Friday, July 31, 2009


That’s what I was, when I realised the status of renewable energy in Guadeloupe during a recent visit. I was there to participate in a trade mission on renewable energy in the Caribbean, organised by Carib Export in partnership with the Guadeloupe Regional Council.

275kW Vergnet wind turbine at Grand Maison, Guadeloupe.
Photo: H Samuel

Prior to my visit, I knew a few things about what was happening on the French-Caribbean island of 660 square miles (I should say 1710 sq km) and 460,000 people. I had previously written about their geothermal power plant and I was generally aware that there was utility-scale wind energy being used; my impression was that there was a large-ish wind farm on the island.

I soon found out how wrong I was: Guadeloupe boasts a grand total of thirteen wind farms, with over 200 wind turbines having a total installed capacity of 25 MegaWatts. That’s only a slice of the renewable energy pie: In addition to the 25MW of wind and the 15MW of geothermal power, Guadeloupe benefits from almost 60 MW of biomass (mostly bagasse from sugar cane); 8.7 MW of hydro power and 2 MW of grid-connected photovoltaics. And, there are 30,000 solar water heaters installed on the island.

In absolute terms, that sounds pretty impressive, but in overall percentage terms, not so much. Renewable energy accounted for 14% of all electricity used on Guadeloupe in 2008, which is less than the figure for St Vincent and the Grenadines, which in 2008 had 17% of its electricity supply from hydro, or Dominica, which had 24% hydro electricity that year.

More to the point is that the local government in 2007 drew up ambitious plans to increase the share of wind and other renewables to a very impressive 50% by 2020. Called the PRERURE (long-term regional energy plan of prospecting and exploitation of renewable energies and the rational use of energy), the plan was formally adopted in May 2008 and is now being implemented. According to Mr Louis Galantine, president of the Commission Energie de Guadeloupe, the plan’s objectives are “ambitious, but realistic and doable”.

One project now approaching completion under the plan is a new school that will be completely powered by renewables. It’s an impressive green energy project (though I think some aspects of it may be overdesigned). The school is intended to house 1200 secondary-level students and their estimated one million kWh of annual electricity consumption is to be entirely supplied by a combination of grid-connected photovoltaics, biomass and wind energy.

Renewables-powered school under construction in Guadeloupe.
Photo: H Samuel

The wind energy is already being generated a few miles away at the Grand Maison wind farm developed by French company Aerowatt, comprised of 5 turbines of 275 kW each, for a total installed capacity of 1.375 MW.

The Grand Maison turbines, made by French company Vergnet, are specifically designed for the Caribbean challenge: they incorporate special lattice towers that are able to be quickly winched down to the ground and secured to a docking frame when a hurricane threatens – as was successfully done in August 2007 as hurricane Dean approached the islands, only a few months after the wind farm was commissioned. (Dean went on to wreak havoc on Dominica’s hydro output by causing a landslide that destroyed one of the island’s three hydro power-stations).

This design approach addresses what I think is perhaps the major problem with wind energy in the region, but the approach also has other benefits.
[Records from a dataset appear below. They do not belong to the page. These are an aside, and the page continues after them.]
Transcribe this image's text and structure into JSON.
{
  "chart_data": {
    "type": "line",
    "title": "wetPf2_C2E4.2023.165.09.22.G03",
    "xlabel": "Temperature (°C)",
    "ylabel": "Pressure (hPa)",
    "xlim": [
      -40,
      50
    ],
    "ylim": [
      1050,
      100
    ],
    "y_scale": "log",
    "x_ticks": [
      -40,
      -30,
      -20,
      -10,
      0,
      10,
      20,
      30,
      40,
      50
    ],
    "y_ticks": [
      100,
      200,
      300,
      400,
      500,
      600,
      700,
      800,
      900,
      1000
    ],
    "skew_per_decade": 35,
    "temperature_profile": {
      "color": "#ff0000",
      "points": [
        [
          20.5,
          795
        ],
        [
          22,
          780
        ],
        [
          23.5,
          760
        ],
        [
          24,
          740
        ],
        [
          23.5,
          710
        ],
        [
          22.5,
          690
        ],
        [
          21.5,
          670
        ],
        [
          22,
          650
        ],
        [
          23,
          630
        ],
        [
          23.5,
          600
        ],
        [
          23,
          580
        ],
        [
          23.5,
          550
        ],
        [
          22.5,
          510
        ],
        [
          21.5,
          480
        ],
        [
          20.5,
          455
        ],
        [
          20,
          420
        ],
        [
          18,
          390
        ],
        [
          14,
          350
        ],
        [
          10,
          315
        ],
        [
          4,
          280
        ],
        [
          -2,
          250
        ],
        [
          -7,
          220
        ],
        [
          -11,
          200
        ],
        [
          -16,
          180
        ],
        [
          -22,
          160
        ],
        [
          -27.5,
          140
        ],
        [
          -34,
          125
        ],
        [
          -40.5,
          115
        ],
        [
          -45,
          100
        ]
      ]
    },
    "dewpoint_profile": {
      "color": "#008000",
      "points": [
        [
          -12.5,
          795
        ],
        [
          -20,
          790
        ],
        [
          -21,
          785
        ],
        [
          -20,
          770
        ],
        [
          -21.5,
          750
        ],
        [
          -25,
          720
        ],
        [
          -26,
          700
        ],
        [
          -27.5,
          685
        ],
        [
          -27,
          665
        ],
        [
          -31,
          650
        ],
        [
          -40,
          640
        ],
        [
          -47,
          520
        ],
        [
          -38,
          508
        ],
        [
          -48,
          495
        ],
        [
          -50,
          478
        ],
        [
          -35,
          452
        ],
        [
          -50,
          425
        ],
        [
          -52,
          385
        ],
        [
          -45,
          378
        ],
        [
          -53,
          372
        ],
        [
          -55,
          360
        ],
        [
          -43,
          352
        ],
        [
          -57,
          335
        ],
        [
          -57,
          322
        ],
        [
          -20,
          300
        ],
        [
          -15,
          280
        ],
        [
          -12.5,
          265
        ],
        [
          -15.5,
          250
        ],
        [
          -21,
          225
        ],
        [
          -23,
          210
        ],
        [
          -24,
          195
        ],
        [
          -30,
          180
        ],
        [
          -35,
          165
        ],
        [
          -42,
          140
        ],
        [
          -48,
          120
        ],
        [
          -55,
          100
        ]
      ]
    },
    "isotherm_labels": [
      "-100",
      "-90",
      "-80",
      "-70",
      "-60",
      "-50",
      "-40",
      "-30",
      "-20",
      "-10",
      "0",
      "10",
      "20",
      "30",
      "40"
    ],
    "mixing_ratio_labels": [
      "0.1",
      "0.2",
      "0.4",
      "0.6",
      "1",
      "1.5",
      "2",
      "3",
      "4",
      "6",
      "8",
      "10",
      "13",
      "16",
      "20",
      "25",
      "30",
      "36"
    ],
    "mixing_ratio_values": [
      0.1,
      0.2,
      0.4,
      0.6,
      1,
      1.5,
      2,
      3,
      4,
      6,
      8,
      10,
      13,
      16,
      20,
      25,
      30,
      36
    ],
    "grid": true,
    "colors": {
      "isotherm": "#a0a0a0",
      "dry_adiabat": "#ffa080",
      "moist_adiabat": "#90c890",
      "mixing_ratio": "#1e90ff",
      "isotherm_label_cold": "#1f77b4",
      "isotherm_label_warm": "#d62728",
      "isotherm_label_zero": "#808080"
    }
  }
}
Because the use of a collapsible lattice tower limits the turbine size, this suggests the use of numerous, relatively small turbines spread across the island, as opposed to fewer, larger turbines in one location, to produce a given amount of output.

I believe that this outcome helps to address the intermittency problem of wind power – that sometimes the wind is strong enough to produce energy and sometimes not. If wind power is not available at the same time that there is high demand for power, then the power has to be provided from another source – which tends to be a fossil fuel source.

Because of this, wind power is often considered a fuel replacement option, which cannot completely replace investment in baseload power capacity: the utility still has to have some capacity to cover the idle wind capacity. This balancing act is easier if the wind capacity is broken up into smaller, widely spread units, some of which may be available when others are not.

I think the French Caribbean model is showing us how we should think about wind energy in the Caribbean. Perhaps another trade mission for a closer look is in order?